Leave the rest of the partitions well alone, unless you want a brick! Some of them contain the bootloader, some of them contain stuff required by the bootloader, some of them contain stuff required to get WiFi working and so on -- if you were to e.g. erase the one with the WiFi-stuff, you'd break your WiFi!

Besides which, the whole concept of writing "more thoroughly" to the flash is ill-conceived. Flash can be written to only a limited number of times and you want to write as little as possible, not as much as possible. Neither SPI NOR or NAND have any sort of wear-levelling, they're not like SSDs.

Please don't dictate about how to use my devices. I know about the wear problem and it's not a concern for me (I can flash mine a thousand times before it wears out).

And breaking WiFi-or such secondary functionalities are nothing to be afraid of. You simply backup all your mtd blocks and restore them as needed.

As for bricking the device, I would like to learn specifically which mtd blocks are higher risk and how to replace other blocks than them.

Lastly, thank you for pointing that out which is understandable but I think every tweaker is aware of the risk of bricking, sometimes learning cost you but we still keep on learning.

Btw, here's the mtd blocks on my machine:
asd

I'm also interested in learning which of those blocks have closed source-proprietary software.

Edit: So which of these blocks do we have in a sysupgrade image?

Also, is there a block which is only responsible for WiFi? As I'm not using WiFi, I'd like to experiment on surgically removing it.

How about none.

Understand that some of these MTD blocks are actually subpartitions of another MTD block. kernel and rootfs are the 2 subpartitions of firmware. rootfs_data is the area after the firmware partition that holds changes made to the file system when you modify files using SSH. The config files go here as well.

u-boot is the bootloader program. You modify this and you have a brick as, without it working, you can't start the firmware running. This is never touched unless you are replacing it with a known working bootloader program.

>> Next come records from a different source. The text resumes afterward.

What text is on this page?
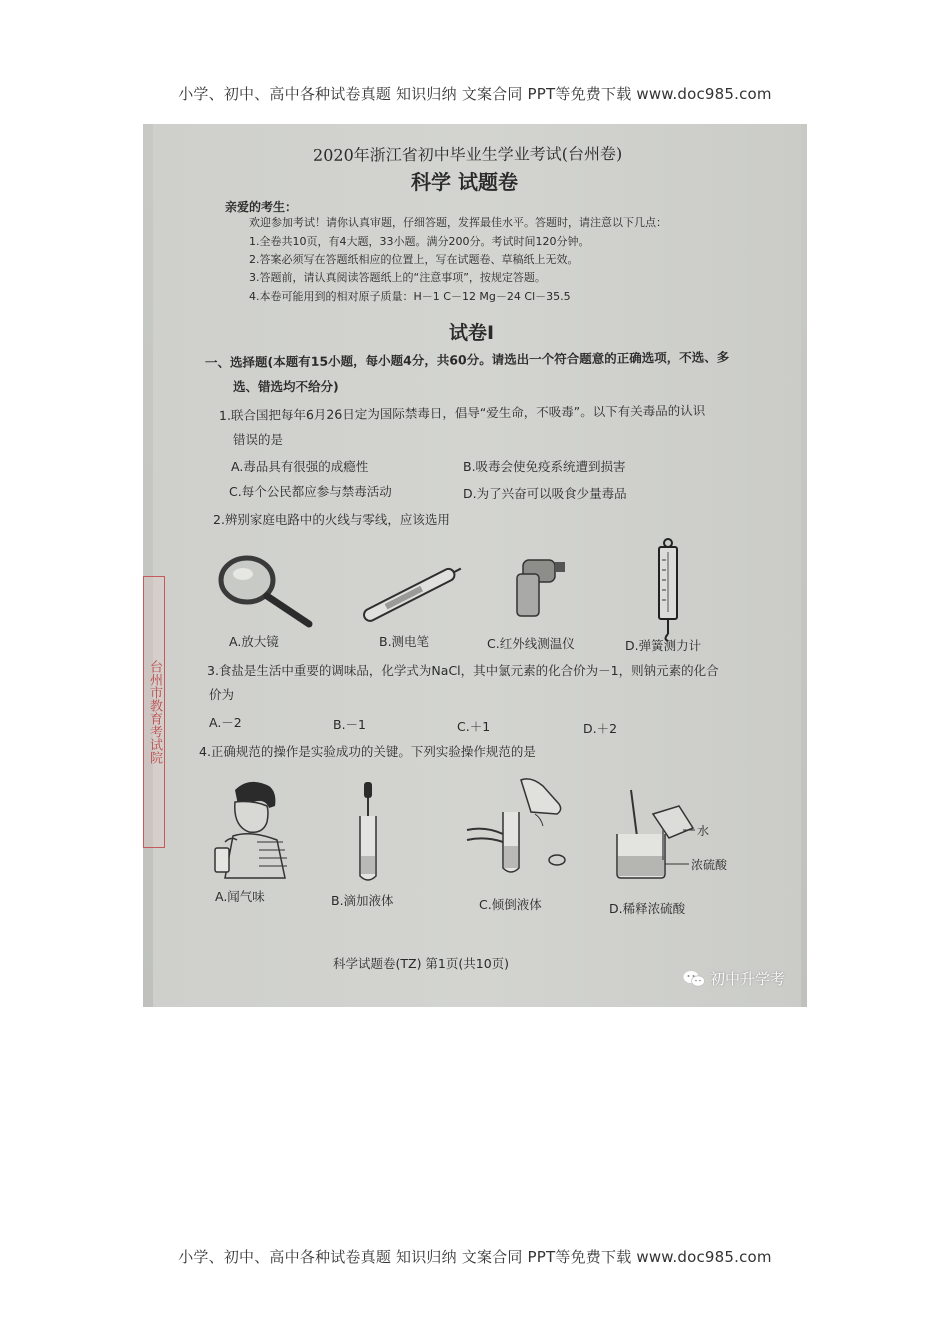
小学、初中、高中各种试卷真题 知识归纳 文案合同 PPT等免费下载 www.doc985.com
2020年浙江省初中毕业生学业考试(台州卷)
科学 试题卷
亲爱的考生：
欢迎参加考试！请你认真审题，仔细答题，发挥最佳水平。答题时，请注意以下几点：
1.全卷共10页，有4大题，33小题。满分200分。考试时间120分钟。
2.答案必须写在答题纸相应的位置上，写在试题卷、草稿纸上无效。
3.答题前，请认真阅读答题纸上的“注意事项”，按规定答题。
4.本卷可能用到的相对原子质量：H－1 C－12 Mg－24 Cl－35.5
试卷Ⅰ
一、选择题(本题有15小题，每小题4分，共60分。请选出一个符合题意的正确选项，不选、多
选、错选均不给分)
1.联合国把每年6月26日定为国际禁毒日，倡导“爱生命，不吸毒”。以下有关毒品的认识
错误的是
A.毒品具有很强的成瘾性	B.吸毒会使免疫系统遭到损害
C.每个公民都应参与禁毒活动	D.为了兴奋可以吸食少量毒品
2.辨别家庭电路中的火线与零线，应该选用
A.放大镜	B.测电笔	C.红外线测温仪	D.弹簧测力计
3.食盐是生活中重要的调味品，化学式为NaCl，其中氯元素的化合价为－1，则钠元素的化合
价为
A.－2	B.－1	C.＋1	D.＋2
4.正确规范的操作是实验成功的关键。下列实验操作规范的是
水
浓硫酸
A.闻气味	B.滴加液体	C.倾倒液体	D.稀释浓硫酸
科学试题卷(TZ) 第1页(共10页)
台州市教育考试院
初中升学考
小学、初中、高中各种试卷真题 知识归纳 文案合同 PPT等免费下载 www.doc985.com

u-boot-env has the data needed by u-boot in order to run. It is only data and not any programs. Playing with this could brick your router as the bootloader may not work if the required data here is incorrect.

factory usually holds data like the router MAC address and the Wifi calibration data. These aren't programs but data used to set the MAC or to calibrate the Wifi chip so it works.

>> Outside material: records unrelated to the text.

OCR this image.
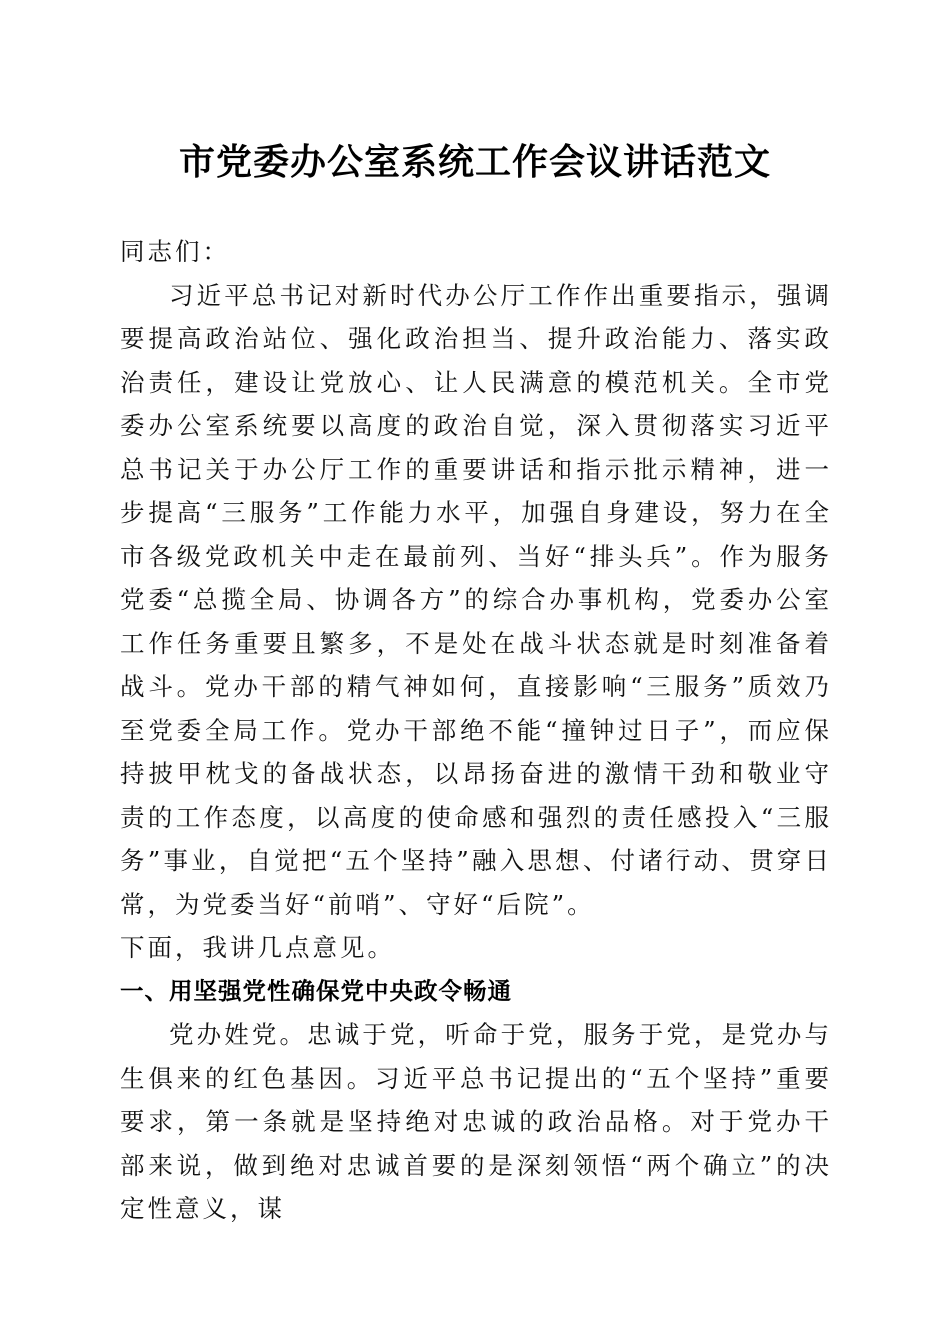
市党委办公室系统工作会议讲话范文

同志们：

习近平总书记对新时代办公厅工作作出重要指示，强调要提高政治站位、强化政治担当、提升政治能力、落实政治责任，建设让党放心、让人民满意的模范机关。全市党委办公室系统要以高度的政治自觉，深入贯彻落实习近平总书记关于办公厅工作的重要讲话和指示批示精神，进一步提高“三服务”工作能力水平，加强自身建设，努力在全市各级党政机关中走在最前列、当好“排头兵”。作为服务党委“总揽全局、协调各方”的综合办事机构，党委办公室工作任务重要且繁多，不是处在战斗状态就是时刻准备着战斗。党办干部的精气神如何，直接影响“三服务”质效乃至党委全局工作。党办干部绝不能“撞钟过日子”，而应保持披甲枕戈的备战状态，以昂扬奋进的激情干劲和敬业守责的工作态度，以高度的使命感和强烈的责任感投入“三服务”事业，自觉把“五个坚持”融入思想、付诸行动、贯穿日常，为党委当好“前哨”、守好“后院”。

下面，我讲几点意见。

一、用坚强党性确保党中央政令畅通

党办姓党。忠诚于党，听命于党，服务于党，是党办与生俱来的红色基因。习近平总书记提出的“五个坚持”重要要求，第一条就是坚持绝对忠诚的政治品格。对于党办干部来说，做到绝对忠诚首要的是深刻领悟“两个确立”的决定性意义，谋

The other MTD blocks may be subpartitions of factory or they could be separate blocks. You can usually figure this out from /proc/mtd.

No. That is done in the firmware. There may be a block with calibration data in it but that is used by the firmware to get working Wifi.

You aren't going to find hidden code in the MTD partitions as that isn't what they are for. Other than u-boot and firmware they are all data areas.

To see what is in these blocks save them and then do a binwalk on them or use a Hex Editor to see what the data is.